L’internet regorge de petits bijoux, et une vieille photo des deux hommes a récemment refait surface. Elle montre un jeune Benson tout fier de poser aux côtés de l’ancien attaquant vedette du Lightning et des Rangers. Vérification faite, cette rencontre a bel et bien eu lieu – elle n’est pas le fruit de l’IA.
« Il avait coaché contre mon équipe, je crois qu’un de ses garçons jouait dans la sienne », s’est souvenu l’attaquant des Sabres en riant, jeudi matin. « C’était assez cool comme moment. Ce l’est aussi de l’affronter à nouveau sur une scène plus imposante. »
Légèrement plus imposante, oui. Les Sabres de Benson et les Canadiens de St-Louis sont à égalité 2-2 dans la série qui enverra le vainqueur dans le carré d’as.
Difficile toutefois de savoir si Benson causait autant de maux de tête à St-Louis qu’il doit le faire en ce moment. Interrogé au sujet de cette rencontre, St-Louis a dit qu’il ne se souvenait pas avoir déjà croisé Benson.
« Comme joueur, tu prends beaucoup de photos (avec des partisans) », a-t-il rigolé.
En quatre matchs contre le Tricolore, la peste de 21 ans a récolté deux buts et deux aides, et c’est lui qui a inscrit le but qui a fait la différence au dernier affrontement.
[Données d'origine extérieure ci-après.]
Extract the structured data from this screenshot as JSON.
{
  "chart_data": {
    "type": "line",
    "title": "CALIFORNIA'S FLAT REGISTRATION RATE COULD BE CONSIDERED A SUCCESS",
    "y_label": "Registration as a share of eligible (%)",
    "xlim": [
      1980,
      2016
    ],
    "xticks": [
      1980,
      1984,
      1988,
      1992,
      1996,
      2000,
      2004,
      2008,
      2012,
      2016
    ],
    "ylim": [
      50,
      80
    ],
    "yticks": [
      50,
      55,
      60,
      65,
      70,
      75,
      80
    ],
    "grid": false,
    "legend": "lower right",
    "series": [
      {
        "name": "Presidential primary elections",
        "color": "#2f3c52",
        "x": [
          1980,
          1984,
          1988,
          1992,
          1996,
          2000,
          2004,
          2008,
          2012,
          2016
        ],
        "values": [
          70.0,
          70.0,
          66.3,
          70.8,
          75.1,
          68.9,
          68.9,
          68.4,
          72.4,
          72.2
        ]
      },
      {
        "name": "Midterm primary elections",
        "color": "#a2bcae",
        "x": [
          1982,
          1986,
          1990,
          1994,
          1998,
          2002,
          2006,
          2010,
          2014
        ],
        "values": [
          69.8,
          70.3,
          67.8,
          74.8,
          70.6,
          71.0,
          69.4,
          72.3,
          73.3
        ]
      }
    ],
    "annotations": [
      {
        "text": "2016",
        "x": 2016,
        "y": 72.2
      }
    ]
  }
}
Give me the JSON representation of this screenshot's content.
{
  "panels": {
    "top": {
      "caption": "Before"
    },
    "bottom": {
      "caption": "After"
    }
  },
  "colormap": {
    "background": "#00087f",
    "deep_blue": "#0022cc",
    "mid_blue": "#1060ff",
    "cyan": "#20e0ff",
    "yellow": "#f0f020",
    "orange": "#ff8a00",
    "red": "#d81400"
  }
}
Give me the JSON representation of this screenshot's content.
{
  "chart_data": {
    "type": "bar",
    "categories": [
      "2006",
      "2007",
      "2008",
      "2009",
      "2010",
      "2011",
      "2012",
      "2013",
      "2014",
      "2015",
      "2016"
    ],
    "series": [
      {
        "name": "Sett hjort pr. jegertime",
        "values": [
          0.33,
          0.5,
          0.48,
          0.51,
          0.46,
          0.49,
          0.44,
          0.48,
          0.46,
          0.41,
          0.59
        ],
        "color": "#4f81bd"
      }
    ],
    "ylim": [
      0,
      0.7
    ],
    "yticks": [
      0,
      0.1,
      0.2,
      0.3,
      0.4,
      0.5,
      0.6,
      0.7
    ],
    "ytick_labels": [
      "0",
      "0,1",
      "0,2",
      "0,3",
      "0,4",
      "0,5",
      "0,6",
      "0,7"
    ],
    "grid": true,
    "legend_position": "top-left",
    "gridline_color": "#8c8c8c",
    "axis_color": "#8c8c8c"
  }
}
À sa première présence en séries, Benson vient au quatrième rang des pointeurs des Sabres avec quatre buts et sept points en 10 matchs.
Le natif de Chilliwack, en Colombie-Britannique, a manifestement appris des meilleurs. Benson est né presque un an après la conquête de la Coupe Stanley de St-Louis avec le Lightning, en 2004, mais il a tout de même pu le voir à l’œuvre dans les dernières années de sa carrière, avec les Rangers.
« Martin était l’une de mes idoles en grandissant, a dit le jeune homme. Quand tu es un joueur de plus petit gabarit, tu veux prendre exemple sur ce genre de joueurs. C’est plaisant de maintenant avoir la chance de l’affronter. »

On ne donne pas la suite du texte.